Shatter: An Efficient Transformer Encoder with Single-Headed Self-Attention and Relative Sequence Partitioning
This work addresses the prohibitive resource requirements for pretraining large NLP models, making it more affordable, though it is an incremental improvement on existing Transformer architectures.
The authors tackled the high computational cost of pretraining Transformer models like BERT by introducing Shatter, an alternative self-attention architecture that uses relative sequence partitioning and single-headed attention, achieving better performance than BERT with 15% faster pretraining per step, over 50% memory savings, and matching BERT_Base performance in 7 days on 8 GPUs.
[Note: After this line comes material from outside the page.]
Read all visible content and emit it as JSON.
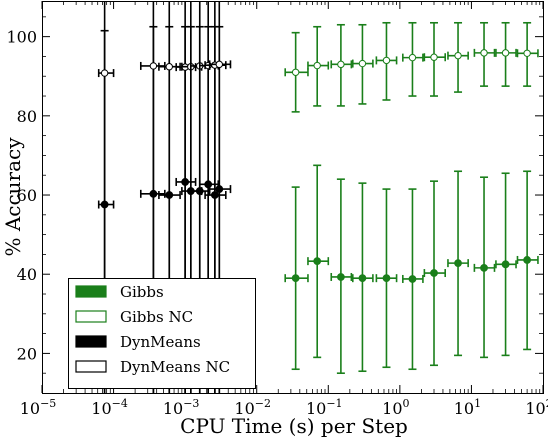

The highly popular Transformer architecture, based on self-attention, is the foundation of large pretrained models such as BERT, that have become an enduring paradigm in NLP. While powerful, the computational resources and time required to pretrain such models can be prohibitive. In this work, we present an alternative self-attention architecture, Shatter, that more efficiently encodes sequence information by softly partitioning the space of relative positions and applying different value matrices to different parts of the sequence. This mechanism further allows us to simplify the multi-headed attention in Transformer to single-headed. We conduct extensive experiments showing that Shatter achieves better performance than BERT, with pretraining being faster per step (15% on TPU), converging in fewer steps, and offering considerable memory savings (>50%). Put together, Shatter can be pretrained on 8 V100 GPUs in 7 days, and match the performance of BERT_Base -- making the cost of pretraining much more affordable.